Figure bien connue du capital-risque, Sylvain Carle a annoncé récemment qu’il se joignait au nouveau fonds montréalais d’Innovobot. Son objectif : investir dans les jeunes pousses qui ont un effet positif sur la société. Quatre questions à celui qui se décrit comme « un nerd idéaliste et pragmatique ».

La Presse : Rares sont les sociétés technos qui ne prétendent pas que leur innovation va améliorer le monde ou la société. En quoi ce qu’on appelle en anglais le Tech for Good est-il plus convaincant ?

Sylvain Carle : Effectivement, c’est assez répandu, cette idée-là. En premier, il y a nos intentions, pourquoi on le fait. Dans le cadre de notre fonds Innovobot, on identifie cinq objectifs de développement durable des Nations unies comme étant ceux qu’on met de l’avant, notamment celui que j’avais à cœur depuis longtemps, l’objectif 13 pour les changements climatiques. Un fonds comme Innovobot va identifier les opportunités de technologies « habilitantes », qui vont nous permettre d’atteindre ces objectifs, de faire avancer cette cause, de façon mesurable.

Je viens du monde numérique, c’est quelque chose que j’adore, cette intersection des mondes numérique et physique.

Avez-vous des exemples d’entreprises dans lesquelles vous voulez investir qui ont un effet positif sur la société ?

Innovobot a justement fait un réinvestissement dans CarbiCrete, qui prend du carbone et le met dans des blocs de ciment. On remplace un processus qui était polluant auparavant par un processus carboneutre, ou même carbonégatif. Ça, je trouve ça très concret, entre ce qu’on dit et ce qu’on fait. On ne peut pas que numériser les choses : si on veut vraiment intervenir pour l’environnement, il faut intervenir dans le monde physique.

On peut bien parler de métavers et de concepts pour le futur de l’humanité, il y a des enjeux présents réels pour l’éducation, la santé. Les technologies et l’innovation peuvent clairement nous aider là-dedans. Dire qu’on va améliorer la santé des Canadiens, c’est un peu creux, mais si on dit qu’on veut que 20 % de plus de gens aient accès à des soins à domicile, on peut le compter, ça.

Un autre exemple récent : une entreprise qui s’appelle Oxia-Initiative. Elle fait des systèmes pour mesurer, créer les fameux rapports ISO 14002 sur la réduction des émissions de gaz à effet de serre.

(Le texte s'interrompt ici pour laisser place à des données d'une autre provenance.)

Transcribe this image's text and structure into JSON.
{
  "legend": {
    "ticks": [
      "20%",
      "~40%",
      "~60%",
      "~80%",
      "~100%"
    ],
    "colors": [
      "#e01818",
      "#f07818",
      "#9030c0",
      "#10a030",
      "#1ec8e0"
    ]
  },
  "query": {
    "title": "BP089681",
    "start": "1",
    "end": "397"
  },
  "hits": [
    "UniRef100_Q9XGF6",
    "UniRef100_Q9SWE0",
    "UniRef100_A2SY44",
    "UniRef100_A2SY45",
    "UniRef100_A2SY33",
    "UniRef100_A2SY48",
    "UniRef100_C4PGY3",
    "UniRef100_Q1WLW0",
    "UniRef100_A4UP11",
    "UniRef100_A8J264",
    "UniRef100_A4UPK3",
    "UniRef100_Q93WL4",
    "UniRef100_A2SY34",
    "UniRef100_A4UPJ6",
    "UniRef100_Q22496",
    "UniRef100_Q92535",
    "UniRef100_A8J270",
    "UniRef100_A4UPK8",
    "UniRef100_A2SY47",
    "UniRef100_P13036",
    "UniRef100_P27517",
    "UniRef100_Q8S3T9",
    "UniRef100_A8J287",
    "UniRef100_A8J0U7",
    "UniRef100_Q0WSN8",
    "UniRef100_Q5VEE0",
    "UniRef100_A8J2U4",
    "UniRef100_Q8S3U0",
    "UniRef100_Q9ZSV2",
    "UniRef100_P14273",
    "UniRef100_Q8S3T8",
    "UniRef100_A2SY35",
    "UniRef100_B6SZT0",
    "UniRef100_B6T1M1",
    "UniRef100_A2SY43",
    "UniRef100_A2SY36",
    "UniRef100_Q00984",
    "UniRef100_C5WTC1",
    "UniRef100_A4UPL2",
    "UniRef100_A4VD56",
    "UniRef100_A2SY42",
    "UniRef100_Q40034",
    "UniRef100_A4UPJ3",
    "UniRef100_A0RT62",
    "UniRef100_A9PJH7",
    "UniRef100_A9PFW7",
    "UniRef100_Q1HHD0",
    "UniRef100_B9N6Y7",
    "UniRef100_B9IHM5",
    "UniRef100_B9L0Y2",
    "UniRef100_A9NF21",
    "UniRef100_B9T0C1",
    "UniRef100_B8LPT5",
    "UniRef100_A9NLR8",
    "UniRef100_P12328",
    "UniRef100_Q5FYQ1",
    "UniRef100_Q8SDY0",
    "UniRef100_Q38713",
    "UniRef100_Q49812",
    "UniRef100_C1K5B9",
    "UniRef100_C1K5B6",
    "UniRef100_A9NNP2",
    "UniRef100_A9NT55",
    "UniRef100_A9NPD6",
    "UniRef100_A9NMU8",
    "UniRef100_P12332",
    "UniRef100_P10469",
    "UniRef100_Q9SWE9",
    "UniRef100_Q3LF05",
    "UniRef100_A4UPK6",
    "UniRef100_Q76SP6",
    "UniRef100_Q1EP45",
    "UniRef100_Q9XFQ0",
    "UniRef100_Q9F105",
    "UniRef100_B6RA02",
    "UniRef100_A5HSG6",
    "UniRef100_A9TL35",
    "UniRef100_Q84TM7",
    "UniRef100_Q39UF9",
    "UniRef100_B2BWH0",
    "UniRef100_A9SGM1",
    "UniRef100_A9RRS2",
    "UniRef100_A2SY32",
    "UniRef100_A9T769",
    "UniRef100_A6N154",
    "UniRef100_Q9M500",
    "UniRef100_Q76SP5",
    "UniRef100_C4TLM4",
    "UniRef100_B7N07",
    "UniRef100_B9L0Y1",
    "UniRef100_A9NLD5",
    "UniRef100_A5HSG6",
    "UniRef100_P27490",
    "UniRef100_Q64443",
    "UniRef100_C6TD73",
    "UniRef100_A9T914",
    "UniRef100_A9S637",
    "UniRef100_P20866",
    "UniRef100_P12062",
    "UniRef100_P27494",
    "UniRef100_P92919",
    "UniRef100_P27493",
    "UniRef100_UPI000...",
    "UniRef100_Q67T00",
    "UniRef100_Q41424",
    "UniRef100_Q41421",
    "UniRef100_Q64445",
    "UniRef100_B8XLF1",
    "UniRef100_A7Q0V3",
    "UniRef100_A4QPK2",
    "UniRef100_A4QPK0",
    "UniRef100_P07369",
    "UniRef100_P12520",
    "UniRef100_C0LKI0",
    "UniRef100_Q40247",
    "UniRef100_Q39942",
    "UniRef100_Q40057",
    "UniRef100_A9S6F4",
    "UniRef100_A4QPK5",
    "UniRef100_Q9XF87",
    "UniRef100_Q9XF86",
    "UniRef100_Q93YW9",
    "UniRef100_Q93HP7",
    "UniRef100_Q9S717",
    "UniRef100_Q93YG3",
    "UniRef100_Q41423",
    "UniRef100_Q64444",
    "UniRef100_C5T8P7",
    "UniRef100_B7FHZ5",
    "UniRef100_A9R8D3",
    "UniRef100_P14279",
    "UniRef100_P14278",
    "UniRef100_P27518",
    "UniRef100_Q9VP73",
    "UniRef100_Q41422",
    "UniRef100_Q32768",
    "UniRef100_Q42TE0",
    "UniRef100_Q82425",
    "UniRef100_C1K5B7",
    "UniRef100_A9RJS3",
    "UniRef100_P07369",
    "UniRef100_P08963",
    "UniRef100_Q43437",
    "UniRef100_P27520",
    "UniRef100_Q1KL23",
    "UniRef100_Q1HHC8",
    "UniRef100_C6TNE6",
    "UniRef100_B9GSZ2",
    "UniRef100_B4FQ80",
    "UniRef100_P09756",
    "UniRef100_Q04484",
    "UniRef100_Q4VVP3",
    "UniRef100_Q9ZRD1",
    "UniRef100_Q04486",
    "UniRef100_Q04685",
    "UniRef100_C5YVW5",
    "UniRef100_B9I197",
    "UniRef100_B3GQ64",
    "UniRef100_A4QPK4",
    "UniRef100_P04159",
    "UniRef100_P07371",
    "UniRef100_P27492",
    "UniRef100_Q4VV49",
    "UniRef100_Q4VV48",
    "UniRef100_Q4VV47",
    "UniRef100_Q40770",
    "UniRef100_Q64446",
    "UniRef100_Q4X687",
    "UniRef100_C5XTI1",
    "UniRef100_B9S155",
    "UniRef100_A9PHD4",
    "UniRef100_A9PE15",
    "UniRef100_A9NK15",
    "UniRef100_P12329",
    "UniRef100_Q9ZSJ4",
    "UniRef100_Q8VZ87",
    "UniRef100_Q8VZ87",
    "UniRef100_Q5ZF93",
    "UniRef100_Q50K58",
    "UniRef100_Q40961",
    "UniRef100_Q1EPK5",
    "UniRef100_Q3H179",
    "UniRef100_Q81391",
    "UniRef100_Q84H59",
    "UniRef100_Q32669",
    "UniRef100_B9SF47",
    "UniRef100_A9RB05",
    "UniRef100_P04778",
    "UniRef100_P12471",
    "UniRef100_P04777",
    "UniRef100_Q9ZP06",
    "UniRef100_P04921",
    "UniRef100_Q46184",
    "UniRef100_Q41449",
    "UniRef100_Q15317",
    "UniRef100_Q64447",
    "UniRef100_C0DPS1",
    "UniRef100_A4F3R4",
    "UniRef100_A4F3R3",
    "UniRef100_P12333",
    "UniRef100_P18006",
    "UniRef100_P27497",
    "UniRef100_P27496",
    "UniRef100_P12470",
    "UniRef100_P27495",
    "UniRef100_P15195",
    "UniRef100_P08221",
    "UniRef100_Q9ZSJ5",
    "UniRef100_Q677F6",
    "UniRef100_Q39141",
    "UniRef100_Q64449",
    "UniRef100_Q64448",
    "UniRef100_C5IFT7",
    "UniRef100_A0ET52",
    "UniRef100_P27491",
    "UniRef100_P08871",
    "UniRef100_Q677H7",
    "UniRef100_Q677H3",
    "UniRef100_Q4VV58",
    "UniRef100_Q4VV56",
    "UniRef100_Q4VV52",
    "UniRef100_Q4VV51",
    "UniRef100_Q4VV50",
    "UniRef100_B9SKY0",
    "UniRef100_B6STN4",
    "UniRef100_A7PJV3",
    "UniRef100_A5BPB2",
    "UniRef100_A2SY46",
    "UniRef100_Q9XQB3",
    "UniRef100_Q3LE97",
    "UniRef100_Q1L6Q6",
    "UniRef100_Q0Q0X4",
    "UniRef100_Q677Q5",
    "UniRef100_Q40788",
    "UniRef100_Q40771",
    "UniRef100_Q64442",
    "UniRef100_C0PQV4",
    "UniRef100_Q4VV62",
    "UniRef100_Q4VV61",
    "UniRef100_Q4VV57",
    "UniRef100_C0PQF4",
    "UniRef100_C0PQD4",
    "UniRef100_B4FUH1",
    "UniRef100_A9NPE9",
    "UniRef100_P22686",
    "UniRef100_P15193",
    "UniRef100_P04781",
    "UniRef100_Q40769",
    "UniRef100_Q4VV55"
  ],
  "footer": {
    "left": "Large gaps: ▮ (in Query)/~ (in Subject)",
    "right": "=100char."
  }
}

Qu’estimez-vous apporter à Innovobot ?

Ce que j’ai beaucoup aimé d’Innovobot, c’est que ce sont des entrepreneurs humains, des entrepreneurs qui travaillent pour les entrepreneurs. Ça, c’est complémentaire à mon approche. Ils ne sont pas très connus au Québec, ce sont des Montréalais qui ont travaillé partout dans le monde, c’est un peu une diaspora qui est revenue à Montréal récemment. Je pense que je vais amener dans l’écosystème francophone plus de connexions, au gouvernement, chez Investissement Québec.

Il y a aussi mon expertise en investissement, après huit ans d’investissements en amorçage, en préamorçage, à travailler avec différents programmes d’accélérateurs, dans des écosystèmes et en réseau.

Innovobot, c’est quand même assez récent, le fonds date de deux ans. Auparavant, Innovobot avait des activités de recherche et d’innovation qui touchaient plus les grandes entreprises, ce volet est bien développé. C’est un élément important pour moi de faire le lien entre les start-up agiles et qui ont de nouvelles solutions et les entreprises plus établies qui ont des enjeux, mais aussi des moyens.

Comment va l’écosystème des jeunes pousses au Québec ? Quelles sont ses forces et faiblesses ?

Il va assez bien après deux années de COVID. Après les trois premiers mois d’ajustement, elles ont généralement été favorisées par la crise. Les investissements ont continué de monter, on commence à avoir de plus en plus d’entrepreneurs en série, des gens qui sont dans leur deuxième, troisième, quatrième entreprise. On commence également à avoir de plus en plus de bons programmes à tous les stades.

En ce qui concerne l’exportation et la commercialisation… L’enjeu, il y a 10 ans, c’était l’ambition. Ce n’en est plus un. Mais est-ce qu’on a les moyens de nos ambitions ? C’est encore difficile. Exporter une technologie, c’est beaucoup aller rencontrer des gens dans des salons. Il faut reprendre ça, on est en déficit de ce genre d’évènements dans les deux dernières années.

Le dernier élément, c’est qu’il y a plus d’investissements, mais on pourrait en faire encore plus. On a un manque à gagner très important si on se compare à d’autres pays, nos entreprises sont moins valorisées. Et il faut plus de vélocité entre chaque ronde, ça prend trop de temps.

Pour des considérations de concision et de lisibilité, cette entrevue a été éditée.